Deformation induced slip-system transition in olivine at high pressures

Deformation-induced olivine fabrics provide vital information for understanding seismic anisotropy in the upper mantle since olivine is the primary mineral in this region. Our recent analysis of the fabric of deformed olivine aggregates has documented the influence of deformation conditions (e.g., temperature and stress) on the fabric evolution of olivine at high pressures. Experiments were carried out using a deformation-DIA on an X-ray beamline at the National Synchrotron Light Source (NSLS), Brookhaven National Laboratory.

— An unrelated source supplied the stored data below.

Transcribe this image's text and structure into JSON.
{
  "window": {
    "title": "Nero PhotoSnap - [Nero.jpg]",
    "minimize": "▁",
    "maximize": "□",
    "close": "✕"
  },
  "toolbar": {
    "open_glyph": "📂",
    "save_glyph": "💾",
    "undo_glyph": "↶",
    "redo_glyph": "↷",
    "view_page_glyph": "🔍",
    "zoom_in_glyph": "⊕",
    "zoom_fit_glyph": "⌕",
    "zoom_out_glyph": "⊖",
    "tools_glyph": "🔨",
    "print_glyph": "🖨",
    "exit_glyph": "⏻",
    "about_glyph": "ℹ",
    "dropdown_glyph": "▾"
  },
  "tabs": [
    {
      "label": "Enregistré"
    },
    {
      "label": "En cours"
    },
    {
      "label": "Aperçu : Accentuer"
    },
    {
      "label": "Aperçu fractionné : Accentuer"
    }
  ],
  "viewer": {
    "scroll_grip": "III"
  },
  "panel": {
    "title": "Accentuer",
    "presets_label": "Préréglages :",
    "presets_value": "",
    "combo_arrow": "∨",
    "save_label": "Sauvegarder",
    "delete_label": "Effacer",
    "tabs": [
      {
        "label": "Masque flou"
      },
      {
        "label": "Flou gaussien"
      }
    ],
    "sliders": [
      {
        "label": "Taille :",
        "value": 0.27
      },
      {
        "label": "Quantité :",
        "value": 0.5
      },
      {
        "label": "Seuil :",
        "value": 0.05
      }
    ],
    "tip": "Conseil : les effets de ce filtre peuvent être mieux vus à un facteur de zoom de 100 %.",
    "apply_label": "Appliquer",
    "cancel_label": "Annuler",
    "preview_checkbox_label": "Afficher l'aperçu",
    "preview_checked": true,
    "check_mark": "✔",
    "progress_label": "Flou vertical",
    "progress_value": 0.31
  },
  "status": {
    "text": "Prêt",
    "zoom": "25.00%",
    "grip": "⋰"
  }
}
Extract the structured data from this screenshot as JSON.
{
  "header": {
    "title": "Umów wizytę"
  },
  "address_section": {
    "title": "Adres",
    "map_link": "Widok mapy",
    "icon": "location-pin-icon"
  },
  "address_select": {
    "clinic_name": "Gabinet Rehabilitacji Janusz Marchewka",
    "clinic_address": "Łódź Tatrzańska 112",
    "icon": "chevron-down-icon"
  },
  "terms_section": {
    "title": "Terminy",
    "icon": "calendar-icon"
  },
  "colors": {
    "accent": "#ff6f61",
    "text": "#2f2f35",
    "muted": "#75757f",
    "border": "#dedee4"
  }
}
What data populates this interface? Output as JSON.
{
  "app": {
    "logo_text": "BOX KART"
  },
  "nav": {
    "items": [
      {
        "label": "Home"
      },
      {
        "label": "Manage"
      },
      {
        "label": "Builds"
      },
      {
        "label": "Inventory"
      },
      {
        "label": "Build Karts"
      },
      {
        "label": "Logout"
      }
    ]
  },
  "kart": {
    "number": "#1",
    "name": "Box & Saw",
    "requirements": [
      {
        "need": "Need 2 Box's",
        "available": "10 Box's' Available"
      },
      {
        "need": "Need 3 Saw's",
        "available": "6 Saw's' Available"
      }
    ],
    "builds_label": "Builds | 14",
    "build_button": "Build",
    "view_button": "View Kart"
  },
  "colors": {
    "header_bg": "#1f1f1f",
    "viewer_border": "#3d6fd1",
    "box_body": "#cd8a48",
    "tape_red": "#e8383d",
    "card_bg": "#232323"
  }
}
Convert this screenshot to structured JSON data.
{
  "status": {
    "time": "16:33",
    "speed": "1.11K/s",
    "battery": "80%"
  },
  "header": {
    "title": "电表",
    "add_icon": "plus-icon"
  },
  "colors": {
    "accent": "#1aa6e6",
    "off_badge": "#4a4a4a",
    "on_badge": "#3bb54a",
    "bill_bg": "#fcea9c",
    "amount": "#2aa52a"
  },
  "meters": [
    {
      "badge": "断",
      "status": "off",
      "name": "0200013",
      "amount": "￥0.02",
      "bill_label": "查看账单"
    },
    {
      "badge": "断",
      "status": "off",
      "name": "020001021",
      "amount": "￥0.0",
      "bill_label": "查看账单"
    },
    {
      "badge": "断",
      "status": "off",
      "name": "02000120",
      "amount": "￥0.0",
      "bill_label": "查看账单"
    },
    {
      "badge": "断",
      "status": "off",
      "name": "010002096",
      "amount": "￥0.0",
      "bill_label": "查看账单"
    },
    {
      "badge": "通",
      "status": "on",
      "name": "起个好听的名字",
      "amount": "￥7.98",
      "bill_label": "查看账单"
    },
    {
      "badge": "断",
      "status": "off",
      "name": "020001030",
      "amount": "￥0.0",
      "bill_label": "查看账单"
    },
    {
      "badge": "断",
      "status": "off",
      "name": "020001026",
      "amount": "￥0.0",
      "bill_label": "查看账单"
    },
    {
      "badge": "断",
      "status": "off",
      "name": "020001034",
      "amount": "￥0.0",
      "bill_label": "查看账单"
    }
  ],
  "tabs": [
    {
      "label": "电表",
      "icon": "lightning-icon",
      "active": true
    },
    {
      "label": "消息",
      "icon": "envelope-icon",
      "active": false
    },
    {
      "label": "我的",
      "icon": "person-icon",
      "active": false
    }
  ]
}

Samples of polycrystalline olivine were deformed at a constant displacement rate of ~ 3.0 × 10- 5 s-1 over true axial strains of ~ 30% at temperatures of 673 to 1573 K and pressures of 5 to 9 GPa. Electron backscattered diffraction (EBSD) analyses of the fabrics of the deformed samples reveal a transition in slip system. For low temperatures (T < 1173 K) and high stresses (σ > 2 GPa), the normals to the (100) lattice planes are parallel to the maximum principal stress; while at high temperatures (T > 1473 K) and lower stresses (σ < 1 GPa), the normals to the (010) lattice planes switch to be parallel to the maximum principal stress. This transition in fabric occurs even if pressure is fixed, indicating that pressure is not a primarily factor causing the transition in dominant slip system. Our observations indicate that deformation of olivine is dominated by the (100) [001] slip system at low temperatures and high stresses and by the (010) [100] slip system at high temperatures and low stresses.